Arte, punto e a capo
Oggi ho sfidato l’influenza, e sono stato ad Artefiera.
Artefiera: art has a point è, tautologicamente, una fiera d’arte, benchè la definirei più come una fiera dei galleristi. Ovvero: ogni galleria d’arte ha il suo stand, dove espone le opere dei ‘suoi’ artisti che, volendo, si possono comprare. Una via di mezzo tra un enorme museo e un supermercato, più o meno.
Trattandosi di gallerie, quindi, le opere esposte sono tutte piuttosto recenti (non ho visto nulla di pre-novecentesco), e vanno da Picasso, De Chirico e Magritte ad artisti contemporanei come Vanessa Beecroft e Fabrizio Plessi, fino a opere realizzate l’altroieri da scultori sconosciuti in cerca di consacrazione. Stordente come tutte le fiere e i grandi musei, molto stimolante ma anche decisamente controverso.
C’erano alcune cose molto belle (di cui ovviamente ho subito dimenticato i nomi), molte brutte e varie carine, ovvero il genere di cose di cui apprezzi l’originalità e l’idea ma che non ti azzarderesti mai a definire belle.

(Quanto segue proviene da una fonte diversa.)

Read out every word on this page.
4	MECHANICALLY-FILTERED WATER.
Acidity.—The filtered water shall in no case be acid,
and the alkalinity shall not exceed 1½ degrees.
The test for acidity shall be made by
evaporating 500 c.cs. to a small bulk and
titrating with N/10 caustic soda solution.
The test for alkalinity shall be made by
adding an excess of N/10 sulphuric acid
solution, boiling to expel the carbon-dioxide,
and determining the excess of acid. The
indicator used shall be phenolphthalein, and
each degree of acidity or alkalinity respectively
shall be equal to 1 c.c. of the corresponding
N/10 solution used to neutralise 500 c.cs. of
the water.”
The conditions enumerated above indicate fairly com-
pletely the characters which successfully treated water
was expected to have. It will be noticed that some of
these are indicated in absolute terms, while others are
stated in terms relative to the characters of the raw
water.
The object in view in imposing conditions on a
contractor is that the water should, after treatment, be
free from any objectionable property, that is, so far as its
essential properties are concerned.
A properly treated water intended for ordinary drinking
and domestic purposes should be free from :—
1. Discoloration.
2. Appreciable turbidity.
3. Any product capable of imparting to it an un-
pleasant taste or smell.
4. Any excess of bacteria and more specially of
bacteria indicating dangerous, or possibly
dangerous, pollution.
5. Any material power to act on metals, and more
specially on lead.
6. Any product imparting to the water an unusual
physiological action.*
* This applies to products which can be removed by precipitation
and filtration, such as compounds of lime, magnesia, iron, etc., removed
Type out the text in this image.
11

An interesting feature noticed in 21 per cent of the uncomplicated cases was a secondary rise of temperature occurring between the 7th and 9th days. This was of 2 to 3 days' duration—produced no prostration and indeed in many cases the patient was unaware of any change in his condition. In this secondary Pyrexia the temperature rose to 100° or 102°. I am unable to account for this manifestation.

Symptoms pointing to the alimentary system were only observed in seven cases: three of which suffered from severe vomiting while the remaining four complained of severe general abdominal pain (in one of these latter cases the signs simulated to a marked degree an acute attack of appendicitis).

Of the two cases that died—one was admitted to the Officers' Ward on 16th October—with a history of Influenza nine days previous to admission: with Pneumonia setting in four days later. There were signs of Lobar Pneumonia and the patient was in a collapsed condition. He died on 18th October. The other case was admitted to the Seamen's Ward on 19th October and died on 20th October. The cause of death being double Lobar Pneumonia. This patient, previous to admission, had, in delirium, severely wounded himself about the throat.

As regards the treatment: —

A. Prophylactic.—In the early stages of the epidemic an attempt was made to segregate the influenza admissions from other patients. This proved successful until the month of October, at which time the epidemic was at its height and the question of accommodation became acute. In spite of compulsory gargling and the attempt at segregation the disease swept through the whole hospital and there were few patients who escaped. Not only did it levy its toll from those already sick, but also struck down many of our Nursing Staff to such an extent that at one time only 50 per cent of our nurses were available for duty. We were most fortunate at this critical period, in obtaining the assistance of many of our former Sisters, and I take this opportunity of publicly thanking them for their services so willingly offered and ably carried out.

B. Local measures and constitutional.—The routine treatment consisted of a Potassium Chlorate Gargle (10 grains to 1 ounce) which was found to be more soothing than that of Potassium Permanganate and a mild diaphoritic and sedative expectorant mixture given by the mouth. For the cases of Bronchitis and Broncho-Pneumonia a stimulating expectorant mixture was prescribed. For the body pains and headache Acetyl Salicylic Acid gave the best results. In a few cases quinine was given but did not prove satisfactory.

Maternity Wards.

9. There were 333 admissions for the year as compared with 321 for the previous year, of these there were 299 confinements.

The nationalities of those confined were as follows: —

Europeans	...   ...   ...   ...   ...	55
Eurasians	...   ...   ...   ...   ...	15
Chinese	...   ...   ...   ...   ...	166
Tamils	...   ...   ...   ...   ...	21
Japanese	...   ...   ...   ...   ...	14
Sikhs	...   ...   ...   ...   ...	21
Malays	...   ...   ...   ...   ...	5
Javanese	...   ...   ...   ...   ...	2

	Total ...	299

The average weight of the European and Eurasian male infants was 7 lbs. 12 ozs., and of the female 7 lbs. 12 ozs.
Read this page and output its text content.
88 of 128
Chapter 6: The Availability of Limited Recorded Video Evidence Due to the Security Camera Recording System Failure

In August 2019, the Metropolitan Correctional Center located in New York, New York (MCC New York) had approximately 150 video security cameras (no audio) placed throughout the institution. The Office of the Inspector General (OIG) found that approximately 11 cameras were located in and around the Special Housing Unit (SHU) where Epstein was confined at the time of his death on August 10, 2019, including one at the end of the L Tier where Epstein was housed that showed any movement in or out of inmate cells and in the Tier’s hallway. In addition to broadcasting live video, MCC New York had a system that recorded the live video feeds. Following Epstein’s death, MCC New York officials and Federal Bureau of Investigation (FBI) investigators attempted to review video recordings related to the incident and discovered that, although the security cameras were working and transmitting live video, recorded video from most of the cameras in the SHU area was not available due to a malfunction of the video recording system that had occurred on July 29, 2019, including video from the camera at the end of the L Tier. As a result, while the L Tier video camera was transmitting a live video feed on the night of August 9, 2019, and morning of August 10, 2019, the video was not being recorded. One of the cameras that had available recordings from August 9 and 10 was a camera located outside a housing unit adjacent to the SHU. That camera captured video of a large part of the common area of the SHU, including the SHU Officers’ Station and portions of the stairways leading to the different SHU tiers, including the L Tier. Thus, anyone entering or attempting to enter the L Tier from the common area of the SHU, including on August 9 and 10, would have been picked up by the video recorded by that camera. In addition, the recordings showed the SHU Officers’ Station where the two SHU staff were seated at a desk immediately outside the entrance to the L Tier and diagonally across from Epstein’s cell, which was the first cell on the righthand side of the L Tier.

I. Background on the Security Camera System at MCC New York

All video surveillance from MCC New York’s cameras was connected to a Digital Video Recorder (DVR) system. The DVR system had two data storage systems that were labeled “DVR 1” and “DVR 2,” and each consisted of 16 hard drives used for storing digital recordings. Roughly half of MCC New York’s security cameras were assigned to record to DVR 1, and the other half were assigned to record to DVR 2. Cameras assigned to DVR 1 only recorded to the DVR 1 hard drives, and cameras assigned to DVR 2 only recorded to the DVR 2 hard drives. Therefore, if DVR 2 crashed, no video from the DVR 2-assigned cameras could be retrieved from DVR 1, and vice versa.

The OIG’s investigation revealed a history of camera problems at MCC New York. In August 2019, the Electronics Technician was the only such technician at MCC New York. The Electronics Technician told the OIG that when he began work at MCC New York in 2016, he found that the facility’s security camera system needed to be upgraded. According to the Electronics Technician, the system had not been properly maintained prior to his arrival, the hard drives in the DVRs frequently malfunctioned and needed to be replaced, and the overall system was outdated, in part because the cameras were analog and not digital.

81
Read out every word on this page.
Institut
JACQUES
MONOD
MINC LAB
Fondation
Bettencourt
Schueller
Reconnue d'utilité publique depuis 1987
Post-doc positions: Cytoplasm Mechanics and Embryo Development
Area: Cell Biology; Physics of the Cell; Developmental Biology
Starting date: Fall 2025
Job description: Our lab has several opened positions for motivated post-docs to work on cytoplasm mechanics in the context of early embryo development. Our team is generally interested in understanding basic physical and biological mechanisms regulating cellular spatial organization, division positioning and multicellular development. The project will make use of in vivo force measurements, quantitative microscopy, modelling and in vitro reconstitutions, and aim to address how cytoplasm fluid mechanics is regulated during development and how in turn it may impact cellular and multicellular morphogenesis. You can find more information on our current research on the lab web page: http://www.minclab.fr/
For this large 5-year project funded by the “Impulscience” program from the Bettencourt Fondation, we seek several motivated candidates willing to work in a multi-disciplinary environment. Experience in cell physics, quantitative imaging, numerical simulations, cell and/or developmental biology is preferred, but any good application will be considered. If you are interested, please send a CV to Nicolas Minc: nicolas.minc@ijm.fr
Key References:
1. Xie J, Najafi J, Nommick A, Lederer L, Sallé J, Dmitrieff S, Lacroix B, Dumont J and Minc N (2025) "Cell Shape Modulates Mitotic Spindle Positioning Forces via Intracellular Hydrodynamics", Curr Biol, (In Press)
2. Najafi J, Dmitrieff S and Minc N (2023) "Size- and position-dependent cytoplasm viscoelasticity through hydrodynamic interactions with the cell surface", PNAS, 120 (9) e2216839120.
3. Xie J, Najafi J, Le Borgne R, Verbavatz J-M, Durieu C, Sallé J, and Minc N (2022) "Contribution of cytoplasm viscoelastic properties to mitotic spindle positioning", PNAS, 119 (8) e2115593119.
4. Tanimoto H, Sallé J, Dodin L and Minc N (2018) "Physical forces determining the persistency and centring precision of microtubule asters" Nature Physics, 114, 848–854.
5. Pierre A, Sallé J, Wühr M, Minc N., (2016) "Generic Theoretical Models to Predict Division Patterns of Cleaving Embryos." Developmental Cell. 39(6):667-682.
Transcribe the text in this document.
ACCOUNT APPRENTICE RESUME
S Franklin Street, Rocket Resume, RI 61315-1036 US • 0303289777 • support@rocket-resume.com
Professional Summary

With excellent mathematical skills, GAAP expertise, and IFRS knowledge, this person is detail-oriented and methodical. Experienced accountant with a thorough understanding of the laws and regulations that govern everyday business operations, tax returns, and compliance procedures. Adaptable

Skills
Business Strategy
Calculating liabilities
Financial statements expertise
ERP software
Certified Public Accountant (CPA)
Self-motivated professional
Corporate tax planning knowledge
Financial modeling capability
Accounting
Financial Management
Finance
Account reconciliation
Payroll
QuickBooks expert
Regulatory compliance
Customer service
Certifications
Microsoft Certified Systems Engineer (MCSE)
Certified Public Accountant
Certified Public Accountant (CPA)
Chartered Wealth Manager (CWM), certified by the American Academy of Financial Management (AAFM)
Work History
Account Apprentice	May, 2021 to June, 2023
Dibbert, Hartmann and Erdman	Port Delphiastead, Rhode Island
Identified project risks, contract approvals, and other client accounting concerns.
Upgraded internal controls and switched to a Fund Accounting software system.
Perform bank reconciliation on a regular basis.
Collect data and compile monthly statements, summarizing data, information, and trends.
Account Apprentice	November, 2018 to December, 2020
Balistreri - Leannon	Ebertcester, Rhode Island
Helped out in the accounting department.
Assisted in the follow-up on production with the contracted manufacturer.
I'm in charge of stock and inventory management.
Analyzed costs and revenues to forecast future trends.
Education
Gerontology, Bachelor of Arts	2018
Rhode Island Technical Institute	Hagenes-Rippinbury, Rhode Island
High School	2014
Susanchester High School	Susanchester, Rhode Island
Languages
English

In simili circostanze è impossibile non farsi la domanda da un milione di dollari: ma cos’è davvero l’arte? Un quadro interamente nero può essere davvero considerato arte? Se un tizio belga può esporre dei disegni fatti da un bambino -e venderli ad un prezzo probabilmente superiore allo stipendio annuale di un italiano medio- perchè non posso anch’io? Va bene il dadaismo, la rottura degli schemi, la morte dell’arte e via dicendo, ma queste cose, che erano nuove e sconvolgenti un secolo fa, non sono ormai talmente scontate da essere diventate imbarazzanti? Ma, soprattutto, chi potrebbe davvero comprarsi cose simili quando a volte non solo non comunicano nulla ma sono pure brutte?